6.      Quali sono nella vita umana i segni che rendono la speranza affidabile, pure in mezzo a prove talora estreme? Il primo segno è la generazione di figli, la quale sempre mette in campo la benedizione di Dio sull'umanità; essa corrisponde alla promessa con la quale Dio, legandosi all'uomo, si impegna a non distruggere l'umanità, a non pentirsi di averla creata, anche se le sue creature diventano come figli degeneri e bastardi. E certo non è un caso che spesso le promesse di Dio unite alla nascita di un figlio: l'erede delle promesse, il re Messia, il figlio dell'uomo che verrà in futuro. Il secondo segno è la riconciliazione tra gli uomini; come odio, violenza e guerra creano disperazione, la pace riporta all'umanità la speranza; perciò le promesse di Dio si riassumono nella pace. E la chiesa è comunità di coloro che ricevono la pace da Dio e vivono la riconciliazione nella fraternità della fede. Il terzo e decisivo segno è la venuta di Gesù Cristo, del quale tuttavia ancora attendiamo la piena manifestazione; egli è l'Amen, cioè il compimento delle promesse di Dio all'umanità; egli è la fedeltà di Dio. Perciò l'incarnazione del Verbo di Dio è l'oggetto adeguato della speranza: essa rende possibile la definitiva comunione di vita tra Dio e gli uomini. Ma anche l'intero cosmo ordinato, nel quale ci è possibile vivere la nostra personale vicenda, insieme con altri uomini e donne, anch'esso è segno della affidabilità della speranza.
 
7.      Ora la speranza permette, anzi autorizza e obbliga a guardare anche il mondo, la nostra vita individuale e collettiva.

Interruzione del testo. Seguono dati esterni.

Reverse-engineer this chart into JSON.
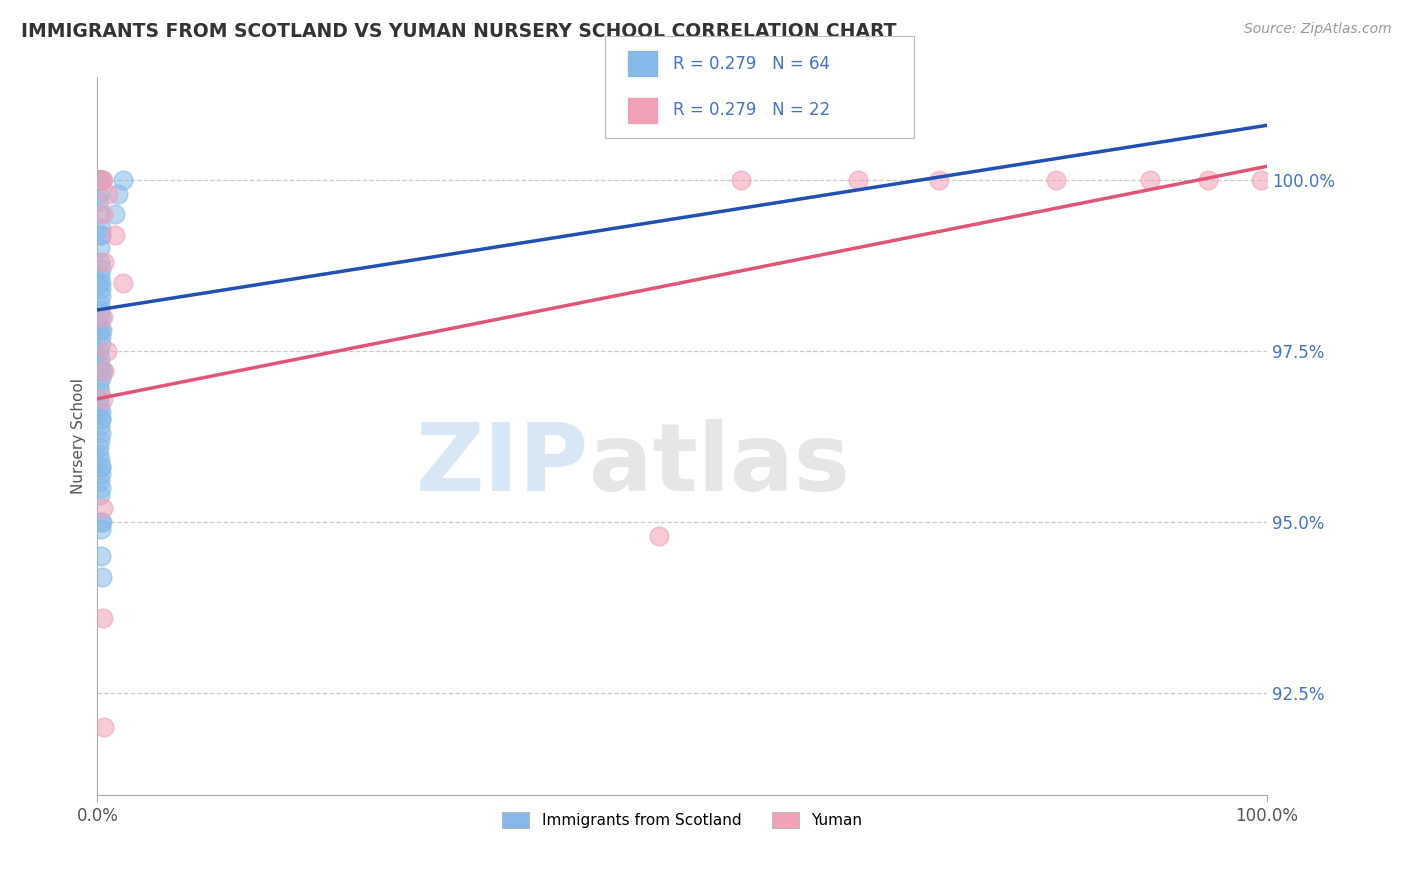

Essa rende possibile la pazienza, la fedeltà, la magnanimità: volentieri il credente spende la propria vita nella carità, e non cerca di trattenere la vita per sé; del resto anche Dio è paziente verso i nostri peccati, e ricorre ai tempi lunghi, attendendo con pazienza la nostra conversione. L'impegno paziente e forte è la realizzazione dell'invito dell'Apostolo: siate sempre pronti a rispondere a chiunque vi domandi ragione della speranza che è in voi (1Pt 3,15).
 
8.      Infine tutto deve ritornare a Dio; e la speranza ritorna a Dio mediante la preghiera, la quale alimenta attesa, vigilanza e desiderio. Pregando l'uomo affida la sua vita a Dio, nel presente e nel futuro: e questo è il respiro della speranza. La speranza è la grande questione dello spirito del nostro tempo.
 
Per sostenere la speranza possiamo pregare i Salmi n. 25, 27, 31, 33, 69, 130.